Who has been the biggest influence on your life? What lessons did that person teach you?
I have had the utmost fortune of having a strong support system – my family. My father instilled in me the courage to make my voice heard. My mother taught me empathy and gave me my sense of humor. She also cultivated my sense of curiosity toward life, teaching me how liberating knowledge can be. My younger sister is the biggest cheerleader I could ever ask for.
What are you proudest of?
I am proud to say that I have created the worldwide WHPC Mentoring Program and a webinar series for early-career HPC women with Women in HPC (WHPC). It has been about 18 months since the program launched. In that short time, this program has already helped 43 mentees receive mentoring!
The success of this program only goes to show how many mentors are willing to share their expertise with novices. A new webinar series that goes in parallel with the WHPC Mentoring Program invites speakers to share their insights on important topics that are not necessarily taught in a classroom setting – like the art of self-promotion, how to write a resume, how to network effectively, and how to create work-life balance. Recently, one of the attendees of a conference recognized me and thanked me for sharing my path to HPC, and Mentoring Program origin story in Science Node’s Many Paths to HPC series. She told me she had almost given up on learning more about computation, thinking she was aiming too high, but my story gave her confidence. And that confidence propelled her to apply to pursue her master’s degree at universities in the U.S.
I am so humbled and grateful for the impact this program has had on the HPC community.
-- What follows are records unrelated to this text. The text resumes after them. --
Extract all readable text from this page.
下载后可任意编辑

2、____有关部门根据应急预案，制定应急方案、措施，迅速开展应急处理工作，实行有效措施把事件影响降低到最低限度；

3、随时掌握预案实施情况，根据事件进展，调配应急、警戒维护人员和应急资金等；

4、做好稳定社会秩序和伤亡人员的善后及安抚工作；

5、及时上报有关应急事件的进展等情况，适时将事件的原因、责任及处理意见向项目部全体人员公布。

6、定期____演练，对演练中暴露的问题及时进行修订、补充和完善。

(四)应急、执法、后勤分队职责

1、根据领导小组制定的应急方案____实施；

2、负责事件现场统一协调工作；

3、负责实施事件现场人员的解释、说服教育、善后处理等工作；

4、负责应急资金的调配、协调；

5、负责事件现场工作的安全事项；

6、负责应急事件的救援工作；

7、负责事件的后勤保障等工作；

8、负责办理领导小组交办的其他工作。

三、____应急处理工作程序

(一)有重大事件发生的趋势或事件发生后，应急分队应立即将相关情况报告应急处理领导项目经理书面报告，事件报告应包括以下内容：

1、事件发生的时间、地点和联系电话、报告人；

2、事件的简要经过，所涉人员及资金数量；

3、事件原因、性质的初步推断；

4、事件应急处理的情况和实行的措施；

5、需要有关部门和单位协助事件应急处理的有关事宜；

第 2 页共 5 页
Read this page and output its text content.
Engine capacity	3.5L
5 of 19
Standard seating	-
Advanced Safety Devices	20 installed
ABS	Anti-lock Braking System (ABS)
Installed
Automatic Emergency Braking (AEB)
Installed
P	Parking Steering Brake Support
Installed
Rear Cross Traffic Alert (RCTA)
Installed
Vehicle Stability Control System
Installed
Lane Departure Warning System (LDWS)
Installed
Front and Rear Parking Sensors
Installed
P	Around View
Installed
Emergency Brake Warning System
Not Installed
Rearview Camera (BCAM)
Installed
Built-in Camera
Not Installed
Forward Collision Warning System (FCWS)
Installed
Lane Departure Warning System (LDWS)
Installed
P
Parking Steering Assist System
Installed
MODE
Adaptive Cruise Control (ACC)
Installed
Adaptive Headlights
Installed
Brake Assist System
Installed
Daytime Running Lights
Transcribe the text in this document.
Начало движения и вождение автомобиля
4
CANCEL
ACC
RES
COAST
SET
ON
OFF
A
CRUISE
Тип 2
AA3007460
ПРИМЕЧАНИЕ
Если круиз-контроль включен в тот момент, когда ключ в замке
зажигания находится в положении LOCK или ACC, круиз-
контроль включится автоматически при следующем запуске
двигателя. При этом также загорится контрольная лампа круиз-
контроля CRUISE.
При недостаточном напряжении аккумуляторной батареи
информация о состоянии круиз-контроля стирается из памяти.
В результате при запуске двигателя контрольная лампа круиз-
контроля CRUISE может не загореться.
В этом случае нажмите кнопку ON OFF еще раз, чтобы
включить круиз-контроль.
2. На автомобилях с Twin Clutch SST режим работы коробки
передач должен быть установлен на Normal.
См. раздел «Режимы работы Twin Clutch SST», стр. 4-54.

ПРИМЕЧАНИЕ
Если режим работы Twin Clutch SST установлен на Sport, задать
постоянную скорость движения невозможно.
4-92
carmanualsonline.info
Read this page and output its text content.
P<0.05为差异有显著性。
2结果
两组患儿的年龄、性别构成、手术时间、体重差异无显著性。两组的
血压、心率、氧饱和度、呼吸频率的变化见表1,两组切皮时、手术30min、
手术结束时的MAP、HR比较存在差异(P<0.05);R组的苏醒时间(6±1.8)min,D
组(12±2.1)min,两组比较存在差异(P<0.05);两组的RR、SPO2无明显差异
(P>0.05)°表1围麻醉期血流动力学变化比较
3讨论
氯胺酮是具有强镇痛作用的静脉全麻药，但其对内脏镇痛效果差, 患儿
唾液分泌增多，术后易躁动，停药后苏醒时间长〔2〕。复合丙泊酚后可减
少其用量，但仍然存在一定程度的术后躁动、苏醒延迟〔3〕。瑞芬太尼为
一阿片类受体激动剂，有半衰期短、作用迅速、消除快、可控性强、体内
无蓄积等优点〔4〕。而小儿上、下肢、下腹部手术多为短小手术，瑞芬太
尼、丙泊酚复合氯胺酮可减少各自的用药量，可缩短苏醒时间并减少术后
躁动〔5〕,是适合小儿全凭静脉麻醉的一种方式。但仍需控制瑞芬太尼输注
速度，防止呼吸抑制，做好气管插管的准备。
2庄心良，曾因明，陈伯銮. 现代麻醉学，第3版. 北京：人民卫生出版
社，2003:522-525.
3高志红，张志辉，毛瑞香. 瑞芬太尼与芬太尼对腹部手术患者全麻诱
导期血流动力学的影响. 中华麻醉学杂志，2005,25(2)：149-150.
Do you have any lessons learned from experiences you could share with others in the community?
Many women and minorities in IT have been told over and over again to be “likable” and to “put their head down and hope their hard work is noticed.” To get over imposter syndrome and unlearn these internalized notions, you need to channel your best cheerleader. By advocating for yourself, you are speaking up for not only you but for others who share your identity. It is key to draw strength from the fact that your voice matters and your story matters.
What are your passions outside of the lab or office?
I have always loved to dance and sing along to music on the radio. In fact, I was trained in Indian classical music and dance forms. After coming to UC Merced, I started learning Polynesian dance. I also love to watch TV shows and chill.
Which historical figure do you admire most and why?
I admire Mohandas Karamchand Gandhi’s emphasis on the importance of the means over the ends.
Also, I like to think of Mark Twain’s philosophy: “Twenty years from now you will be more disappointed by the things that you didn’t do than by the ones you did do. So throw off the bowlines. Sail away from the safe harbor. Catch the trade winds in your sails. Explore. Dream. Discover.”
Please share a favorite quote:
“After all, tomorrow is another day.” – Scarlett O’ Hara from Gone With the Wind.